A Parigi soltanto il 36 per cento delle famiglie possiede una macchina, tasso che aumenta se si considera tutta la regione parigina (66,7 per cento), ma che resta inferiore a quello di regioni più periferiche come la Bretagna, (87 per cento), i paesi della Loira (86,8 per cento), la Corsica (86,3 per cento). La media del paese è molto alta:  l’80,1 per cento delle famiglie possiede un’automobile. Secondo l’Insee, soltanto il 13 per cento dei parigini utilizza l’auto per andare al lavoro, contro il 38 per cento della piccola corona (i comuni confinanti con Parigi), il 61 per cento della grande corona (i comuni confinanti con la piccola corona) e il 78 per cento della regione rimanente.Come spendono i francesi i propri soldi.

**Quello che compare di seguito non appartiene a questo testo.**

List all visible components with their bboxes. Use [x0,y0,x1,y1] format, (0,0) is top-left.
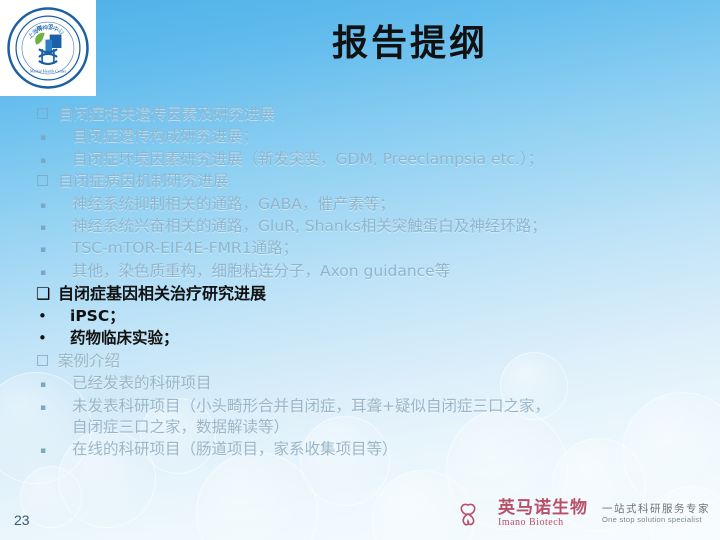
brand-tagline-cn: 一站式科研服务专家 [602,503,710,515]
presentation-slide: 上海市 精神卫 生中心 Mental Health Center 报告提纲 □自… [0,0,720,540]
decorative-bubble [372,470,474,540]
outline-item: ▪自闭症遗传构成研究进展； [36,126,698,147]
outline-item-label: 药物临床实验； [60,328,698,349]
outline-list: □自闭症相关遗传因素及研究进展▪自闭症遗传构成研究进展；▪自闭症环境因素研究进展… [36,104,698,462]
svg-text:Mental Health Center: Mental Health Center [30,68,67,73]
square-bullet-icon: □ [36,104,58,123]
outline-item-label: 神经系统兴奋相关的通路，GluR, Shanks相关突触蛋白及神经环路； [62,216,698,237]
outline-item-label: 自闭症遗传构成研究进展； [62,126,698,147]
outline-item-label: 在线的科研项目（肠道项目，家系收集项目等） [62,439,698,460]
outline-item: ▪已经发表的科研项目 [36,373,698,394]
outline-item-label: 神经系统抑制相关的通路，GABA，催产素等； [62,194,698,215]
outline-item: ▪TSC-mTOR-EIF4E-FMR1通路； [36,238,698,259]
outline-item-label: 案例介绍 [58,351,698,372]
small-bullet-icon: ▪ [36,216,62,234]
brand-tagline: 一站式科研服务专家 One stop solution specialist [596,503,710,524]
outline-item-label: TSC-mTOR-EIF4E-FMR1通路； [62,238,698,259]
outline-item-label: iPSC； [60,306,698,327]
outline-item-label: 未发表科研项目（小头畸形合并自闭症，耳聋+疑似自闭症三口之家， 自闭症三口之家，… [62,396,698,439]
brand-name-en: Imano Biotech [498,518,588,529]
outline-item: ❑自闭症基因相关治疗研究进展 [36,283,698,305]
square-bullet-icon: □ [36,351,58,370]
outline-item: ▪神经系统抑制相关的通路，GABA，催产素等； [36,194,698,215]
small-bullet-icon: ▪ [36,126,62,144]
square-bullet-icon: □ [36,171,58,190]
organization-logo-plate: 上海市 精神卫 生中心 Mental Health Center [0,0,96,96]
small-bullet-icon: ▪ [36,396,62,414]
decorative-bubble [196,452,318,540]
brand-names: 英马诺生物 Imano Biotech [498,500,588,528]
brand-name-cn: 英马诺生物 [498,500,588,518]
outline-item: ▪在线的科研项目（肠道项目，家系收集项目等） [36,439,698,460]
outline-item: ▪未发表科研项目（小头畸形合并自闭症，耳聋+疑似自闭症三口之家， 自闭症三口之家… [36,396,698,439]
outline-item: ▪神经系统兴奋相关的通路，GluR, Shanks相关突触蛋白及神经环路； [36,216,698,237]
organization-seal-icon: 上海市 精神卫 生中心 Mental Health Center [6,6,90,90]
outline-item: ▪自闭症环境因素研究进展（新发突变，GDM, Preeclampsia etc.… [36,149,698,170]
small-bullet-icon: ▪ [36,149,62,167]
outline-item: □案例介绍 [36,351,698,372]
brand-tagline-en: One stop solution specialist [602,516,710,525]
outline-item: ▪其他，染色质重构，细胞粘连分子，Axon guidance等 [36,261,698,282]
outline-item-label: 自闭症相关遗传因素及研究进展 [58,104,698,125]
outline-item-label: 自闭症病因机制研究进展 [58,171,698,192]
small-bullet-icon: ▪ [36,194,62,212]
outline-item: •iPSC； [36,306,698,327]
sponsor-brand: 英马诺生物 Imano Biotech 一站式科研服务专家 One stop s… [460,500,710,528]
outline-item: □自闭症病因机制研究进展 [36,171,698,192]
page-number: 23 [14,512,30,528]
outline-item: •药物临床实验； [36,328,698,349]
square-bullet-icon: ❑ [36,283,58,305]
small-bullet-icon: ▪ [36,439,62,457]
outline-item-label: 其他，染色质重构，细胞粘连分子，Axon guidance等 [62,261,698,282]
small-bullet-icon: ▪ [36,373,62,391]
outline-item: □自闭症相关遗传因素及研究进展 [36,104,698,125]
page-title: 报告提纲 [150,24,670,64]
outline-item-label: 自闭症基因相关治疗研究进展 [58,283,698,305]
small-bullet-icon: ▪ [36,261,62,279]
small-bullet-icon: • [36,306,60,327]
small-bullet-icon: • [36,328,60,349]
outline-item-label: 自闭症环境因素研究进展（新发突变，GDM, Preeclampsia etc.）… [62,149,698,170]
outline-item-label: 已经发表的科研项目 [62,373,698,394]
butterfly-heart-icon [460,501,490,527]
small-bullet-icon: ▪ [36,238,62,256]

Il grafico è del Monde su dati Insee.

Questa lontananza da chi vive in periferia, che come ho scritto più volte in Marat non ha votato Emmanuel Macron al primo turno delle presidenziali del 2017 e non ha alcun motivo per cambiare idea, è vissuta quasi come un vanto da parte della classe dirigente di En Marche!. Benjamin Griveaux, portavoce del governo e probabile candidato macronista al comune di Parigi nel 2020, aveva attaccato Laurent Wauquiez, presidente dei Républicains, accusandolo di volere essere il rappresentante di chi “fuma e guida delle automobili diesel”.

In tutto ciò, e spesso il dato viene sottovalutato, la Francia è uno dei paesi più grandi d’Europa e con minore densità abitativa: 633.208 km², 103 abitanti per km² contro i 302.071 km² e i 197 abitanti per  km² dell’Italia e i 357. 386 km² e i 232 abitanti per km² della Germania. Questo vuol dire che una parte consistente della popolazione vive in comuni piccoli, poco serviti dalla ferrovia (che pure è molto diffusa) e soprattutto lontani dalla grande città più vicina. 

Insomma, l’impressione è che ci siano due paesi che non riescono a comunicare su moltissimi argomenti divisivi (il cambiamento climatico è di certo uno di questi), e il presidente Emmanuel Macron ha scommesso su uno dei due sia durante la campagna elettorale che in questo primo anno e mezzo di mandato. Macron è convinto che sarà sufficiente per essere rieletto e che fare un passo indietro non servirà a convincere chi non lo ha votato e potrebbe addirittura fare innervosire chi oggi continua a sostenerlo. Non aspettiamoci passi indietro dunque, a meno di débâcle alle prossime europee.